What are the Moon Trees?

Moon trees are trees grown from 500 seeds taken into orbit around the Moon on the Apollo 14 mission in 1971. After the flight the seeds were sent to the southern Forest Service station in Gulfport, Mississippi, and to the western station in Placerville, California, with the intent to germinate them. Nearly all the seeds germinated successfully, and the Forest Service had some 420 seedlings after a few years. Some of these were planted alongside their Earth-bound counterparts, which were specifically set aside as controls. After over forty years there is no discernible difference between the two classes of trees. Most of the “Moon trees” were given away in 1975 and 1976 to many state forestry organizations, in order to be planted as part of the nation’s bicentennial celebration. Since the trees were all of southern or western species, not all states received trees. A Loblolly Pine was planted at the White House, and trees were planted in Brazil, Switzerland, and presented to Emperor Hirohito, among others.

Second-generation trees, grown from Moon Tree seeds, are sometimes known as Half-Moon Trees and are also growing around the world. One such Half-Moon Tree calls NASA’s Marshall Space Flight Center in Huntsville, Alabama, its home as it stands outside a building that played a key role in development of the Saturn V rocket that launched the Apollo 14 mission.

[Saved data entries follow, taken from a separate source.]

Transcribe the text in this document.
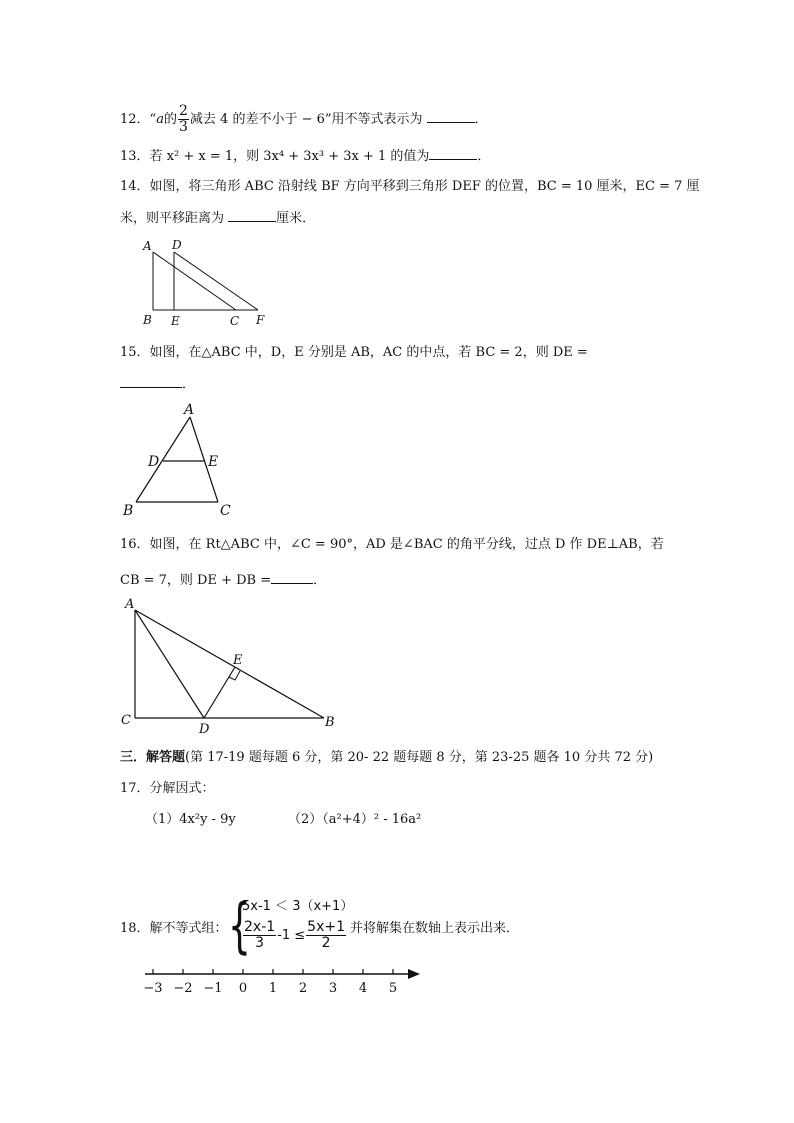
12．“a的 $\frac{2}{3}$ 减去 4 的差不小于 − 6”用不等式表示为	．
13．若 x² + x = 1，则 3x⁴ + 3x³ + 3x + 1 的值为	．
14．如图，将三角形 ABC 沿射线 BF 方向平移到三角形 DEF 的位置，BC = 10 厘米，EC = 7 厘
米，则平移距离为	厘米．
A D
B E	C F
15．如图，在△ABC 中，D，E 分别是 AB，AC 的中点，若 BC = 2，则 DE =
．
A
D	E
B	C
16．如图，在 Rt△ABC 中，∠C = 90°，AD 是∠BAC 的角平分线，过点 D 作 DE⊥AB，若
CB = 7，则 DE + DB =	．
A
E
C
D	B
三．解答题(第 17-19 题每题 6 分，第 20- 22 题每题 8 分，第 23-25 题各 10 分共 72 分)
17．分解因式：
（1）4x²y - 9y	（2）（a²+4）² - 16a²
18．解不等式组： {
5x-1 ＜ 3（x+1）
$\frac{2x-1}{3} -1 \le \frac{5x+1}{2}$ 并将解集在数轴上表示出来．
−3 −2 −1 0 1 2 3 4 5
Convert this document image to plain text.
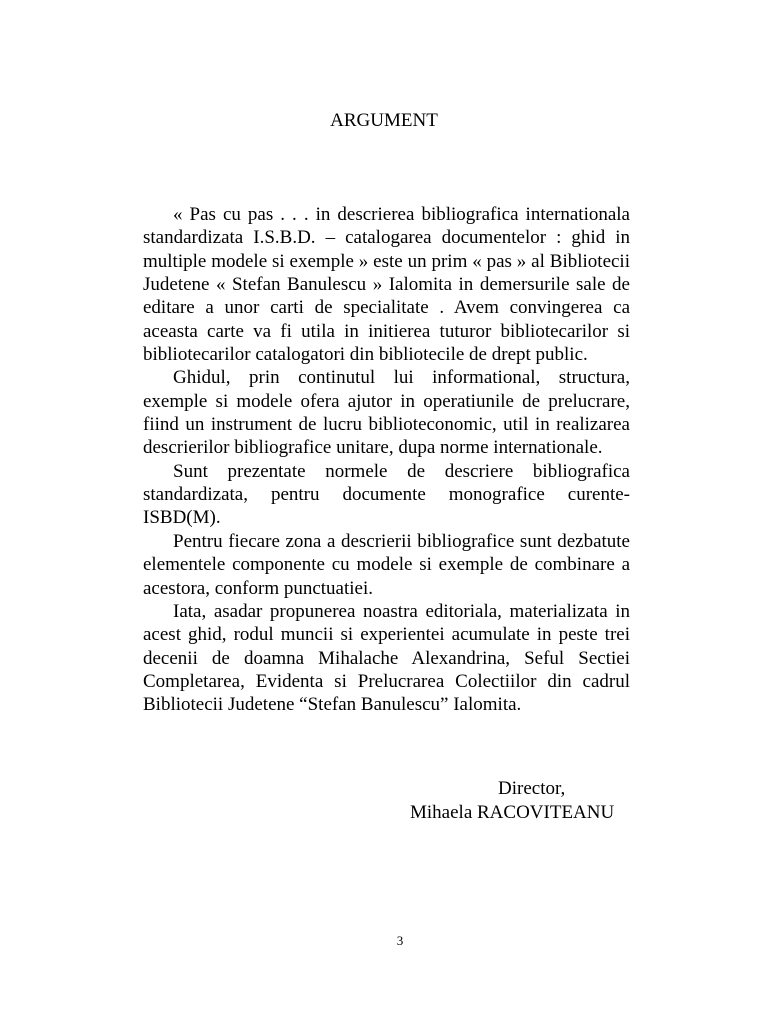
ARGUMENT

« Pas cu pas . . . in descrierea bibliografica internationala standardizata I.S.B.D. – catalogarea documentelor : ghid in multiple modele si exemple » este un prim « pas » al Bibliotecii Judetene « Stefan Banulescu » Ialomita in demersurile sale de editare a unor carti de specialitate . Avem convingerea ca aceasta carte va fi utila in initierea tuturor bibliotecarilor si bibliotecarilor catalogatori din bibliotecile de drept public.

Ghidul, prin continutul lui informational, structura, exemple si modele ofera ajutor in operatiunile de prelucrare, fiind un instrument de lucru biblioteconomic, util in realizarea descrierilor bibliografice unitare, dupa norme internationale.

Sunt prezentate normele de descriere bibliografica standardizata, pentru documente monografice curente-ISBD(M).

Pentru fiecare zona a descrierii bibliografice sunt dezbatute elementele componente cu modele si exemple de combinare a acestora, conform punctuatiei.

Iata, asadar propunerea noastra editoriala, materializata in acest ghid, rodul muncii si experientei acumulate in peste trei decenii de doamna Mihalache Alexandrina, Seful Sectiei Completarea, Evidenta si Prelucrarea Colectiilor din cadrul Bibliotecii Judetene “Stefan Banulescu” Ialomita.

Director,
Mihaela RACOVITEANU
3
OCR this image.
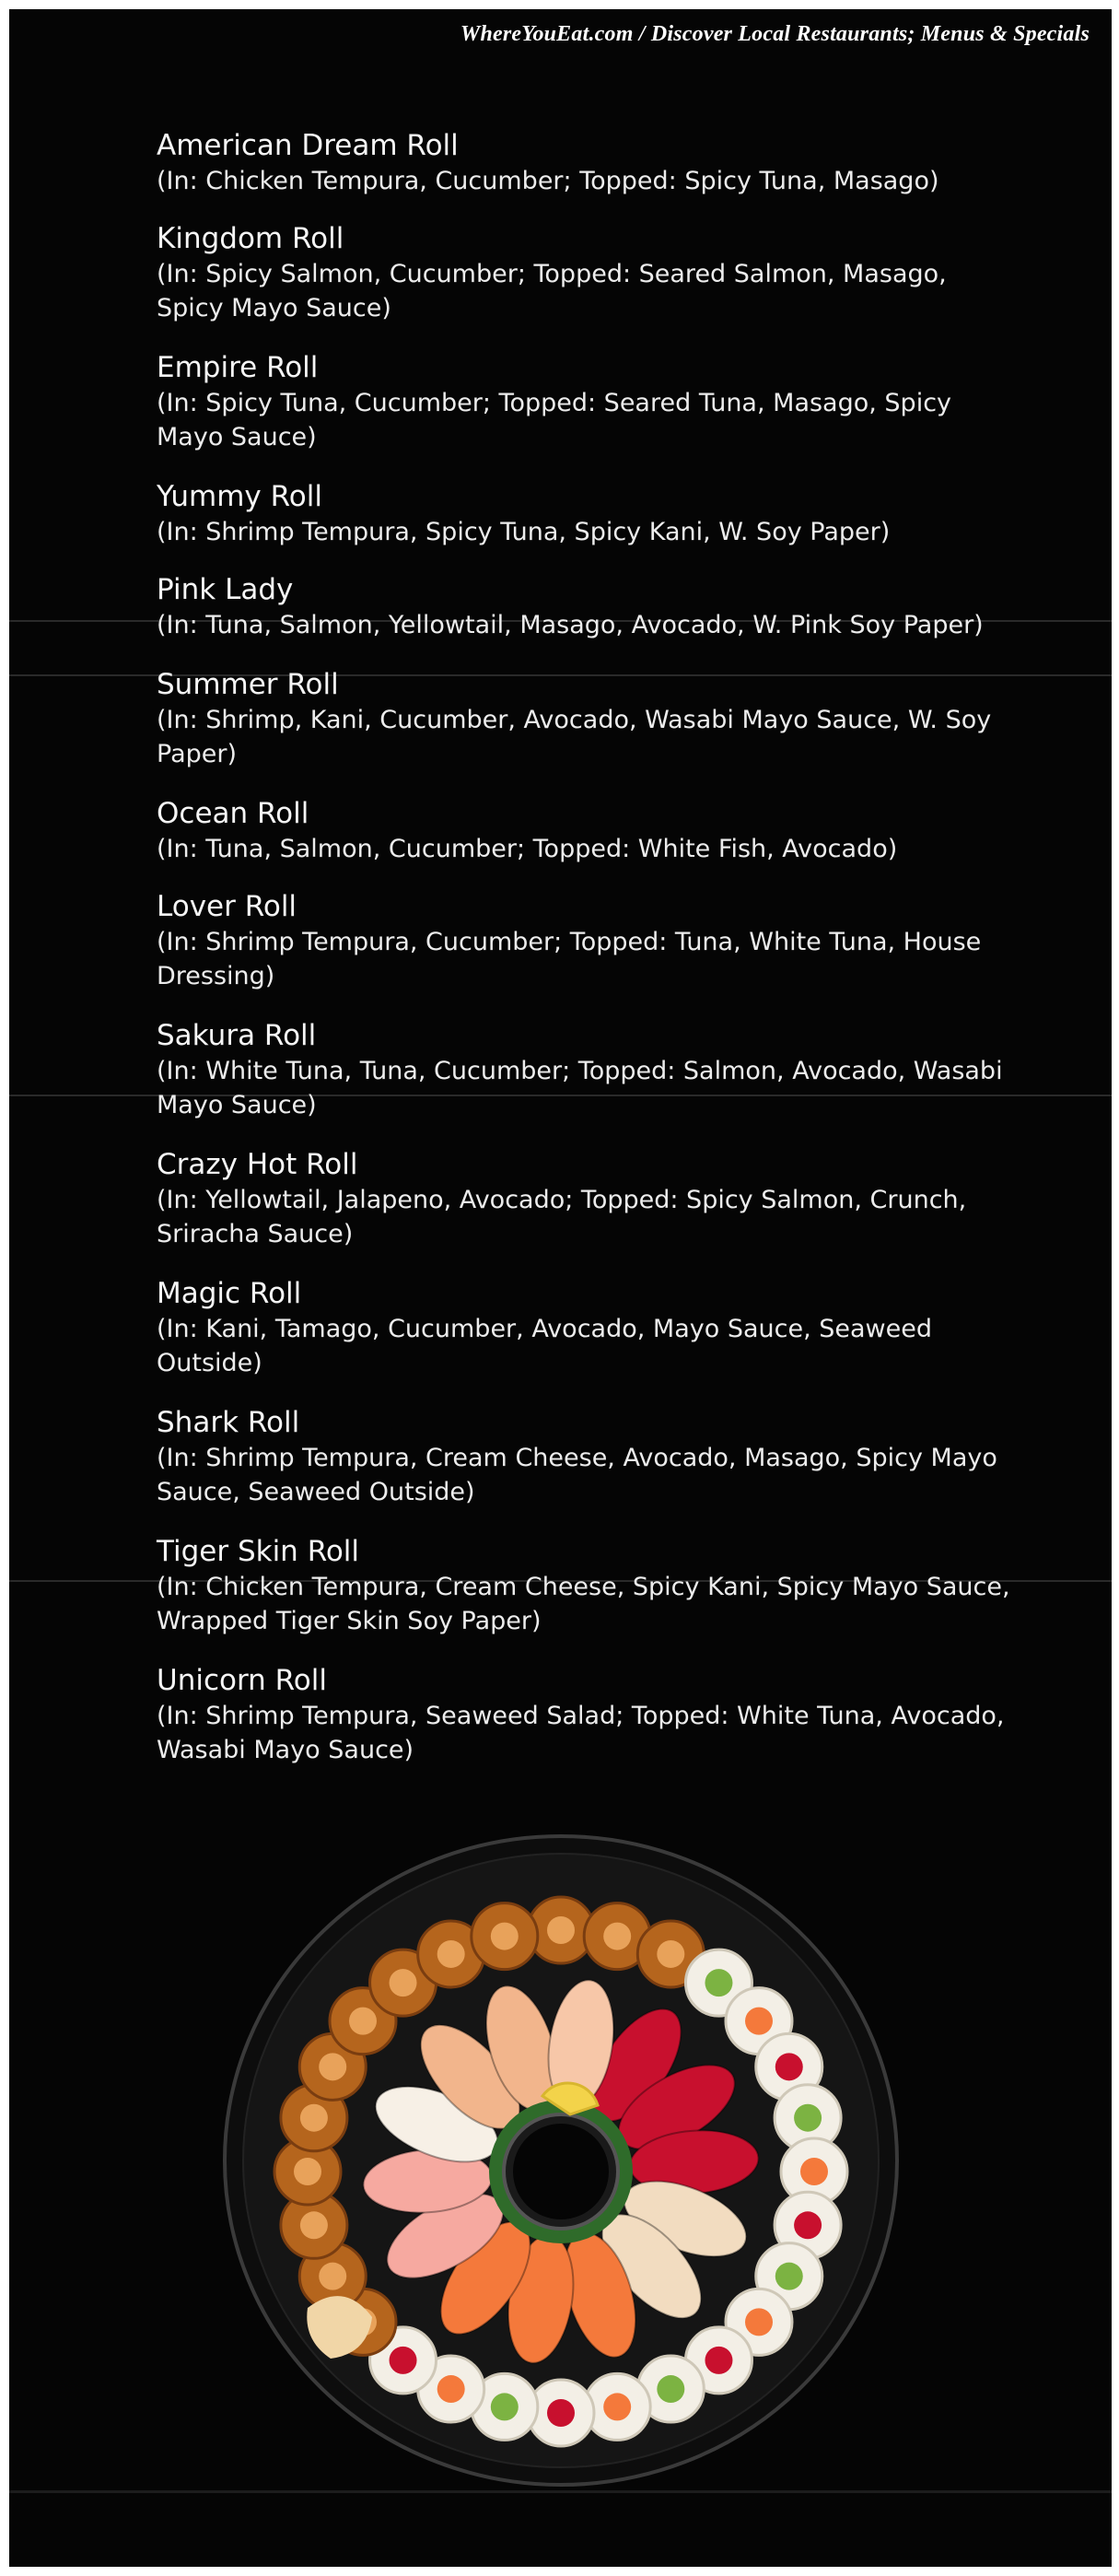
WhereYouEat.com / Discover Local Restaurants; Menus & Specials
American Dream Roll
(In: Chicken Tempura, Cucumber; Topped: Spicy Tuna, Masago)
Kingdom Roll
(In: Spicy Salmon, Cucumber; Topped: Seared Salmon, Masago, Spicy Mayo Sauce)
Empire Roll
(In: Spicy Tuna, Cucumber; Topped: Seared Tuna, Masago, Spicy Mayo Sauce)
Yummy Roll
(In: Shrimp Tempura, Spicy Tuna, Spicy Kani, W. Soy Paper)
Pink Lady
(In: Tuna, Salmon, Yellowtail, Masago, Avocado, W. Pink Soy Paper)
Summer Roll
(In: Shrimp, Kani, Cucumber, Avocado, Wasabi Mayo Sauce, W. Soy Paper)
Ocean Roll
(In: Tuna, Salmon, Cucumber; Topped: White Fish, Avocado)
Lover Roll
(In: Shrimp Tempura, Cucumber; Topped: Tuna, White Tuna, House Dressing)
Sakura Roll
(In: White Tuna, Tuna, Cucumber; Topped: Salmon, Avocado, Wasabi Mayo Sauce)
Crazy Hot Roll
(In: Yellowtail, Jalapeno, Avocado; Topped: Spicy Salmon, Crunch, Sriracha Sauce)
Magic Roll
(In: Kani, Tamago, Cucumber, Avocado, Mayo Sauce, Seaweed Outside)
Shark Roll
(In: Shrimp Tempura, Cream Cheese, Avocado, Masago, Spicy Mayo Sauce, Seaweed Outside)
Tiger Skin Roll
(In: Chicken Tempura, Cream Cheese, Spicy Kani, Spicy Mayo Sauce, Wrapped Tiger Skin Soy Paper)
Unicorn Roll
(In: Shrimp Tempura, Seaweed Salad; Topped: White Tuna, Avocado, Wasabi Mayo Sauce)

As NASA and its international, industrial, and academic partners prepare to return humans to the Moon as part of the Artemis program, understanding the effects of deep space on plant growth is critical – a foundation the Apollo 14 mission help lay. Astronauts on the Moon and Mars will be too far from Earth for regular resupply missions carrying fresh food, so they must be able to grow their own.